Given the mass of daily phone calls, emails, chats, internet searches, streamed videos and other online communications, an effective fire-walling of purely German communications is unrealistic, activists argue.
Germany had reacted with outrage when information leaked by former NSA contractor Edward Snowden revealed in 2013 that US agents were carrying out widespread tapping worldwide, including of Chancellor Angela Merkel's mobile phone.
Merkel, who grew up in communist East Germany where state spying on citizens was rampant, declared repeatedly that "spying among friends is not on" while acknowledging Germany's reliance on the US in security matters.
But to the great embarrassment of Germany, it later emerged that the BND helped the NSA spy on European allies.

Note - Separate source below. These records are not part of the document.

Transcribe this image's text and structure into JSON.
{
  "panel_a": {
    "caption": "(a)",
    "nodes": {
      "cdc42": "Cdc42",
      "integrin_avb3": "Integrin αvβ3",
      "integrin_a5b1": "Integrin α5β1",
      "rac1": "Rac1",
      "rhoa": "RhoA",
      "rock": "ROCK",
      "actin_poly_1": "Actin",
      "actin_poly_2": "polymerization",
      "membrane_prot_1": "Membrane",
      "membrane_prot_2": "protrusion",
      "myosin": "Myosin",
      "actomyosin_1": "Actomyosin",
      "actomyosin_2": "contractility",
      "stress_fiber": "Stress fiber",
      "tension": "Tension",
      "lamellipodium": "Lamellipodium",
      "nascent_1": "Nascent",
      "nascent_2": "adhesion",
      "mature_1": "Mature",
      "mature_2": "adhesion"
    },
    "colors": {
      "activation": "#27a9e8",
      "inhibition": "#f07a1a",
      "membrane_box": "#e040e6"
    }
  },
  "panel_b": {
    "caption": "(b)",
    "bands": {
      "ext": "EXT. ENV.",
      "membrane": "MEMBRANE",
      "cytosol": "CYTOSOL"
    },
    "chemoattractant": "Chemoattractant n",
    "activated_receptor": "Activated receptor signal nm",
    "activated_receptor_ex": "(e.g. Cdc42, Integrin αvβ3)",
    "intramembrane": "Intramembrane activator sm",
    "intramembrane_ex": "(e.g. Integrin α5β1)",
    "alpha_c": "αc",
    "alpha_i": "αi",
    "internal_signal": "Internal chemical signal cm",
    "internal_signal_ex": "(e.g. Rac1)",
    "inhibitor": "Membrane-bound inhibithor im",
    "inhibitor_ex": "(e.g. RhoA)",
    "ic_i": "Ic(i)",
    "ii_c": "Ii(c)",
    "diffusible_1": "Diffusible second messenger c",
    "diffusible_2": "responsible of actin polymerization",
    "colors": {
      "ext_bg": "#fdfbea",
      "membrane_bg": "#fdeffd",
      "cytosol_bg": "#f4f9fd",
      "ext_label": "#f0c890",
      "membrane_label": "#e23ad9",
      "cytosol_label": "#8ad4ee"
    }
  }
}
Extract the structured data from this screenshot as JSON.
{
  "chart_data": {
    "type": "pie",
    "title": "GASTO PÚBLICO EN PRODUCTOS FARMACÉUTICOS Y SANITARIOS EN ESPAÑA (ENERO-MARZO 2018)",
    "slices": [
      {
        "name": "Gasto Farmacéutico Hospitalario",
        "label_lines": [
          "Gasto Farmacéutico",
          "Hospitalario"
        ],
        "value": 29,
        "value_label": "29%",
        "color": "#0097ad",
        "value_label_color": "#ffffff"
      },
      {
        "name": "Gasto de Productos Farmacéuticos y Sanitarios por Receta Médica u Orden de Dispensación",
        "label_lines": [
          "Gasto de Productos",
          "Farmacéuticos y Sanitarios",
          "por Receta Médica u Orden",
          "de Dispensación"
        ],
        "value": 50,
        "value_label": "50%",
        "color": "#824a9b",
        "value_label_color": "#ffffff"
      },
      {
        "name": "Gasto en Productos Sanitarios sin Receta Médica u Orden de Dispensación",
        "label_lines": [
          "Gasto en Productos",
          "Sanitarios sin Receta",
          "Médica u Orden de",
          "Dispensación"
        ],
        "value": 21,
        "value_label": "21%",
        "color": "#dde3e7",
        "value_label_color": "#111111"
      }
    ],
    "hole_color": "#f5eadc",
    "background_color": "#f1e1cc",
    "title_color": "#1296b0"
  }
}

My comment: How many times have I said they are capturing everything? Yes, we already knew, but this report from PressTV is the first MSM report that actually puts it in print, unfiltered. The NSA is going to be doing backflips, this type of report proves relations are anything but friendly, and our worst suspicions have been confirmed and correct for god knows how long. All we know is that the exchange is trying to kick them out and failed which means the issue is not a new one.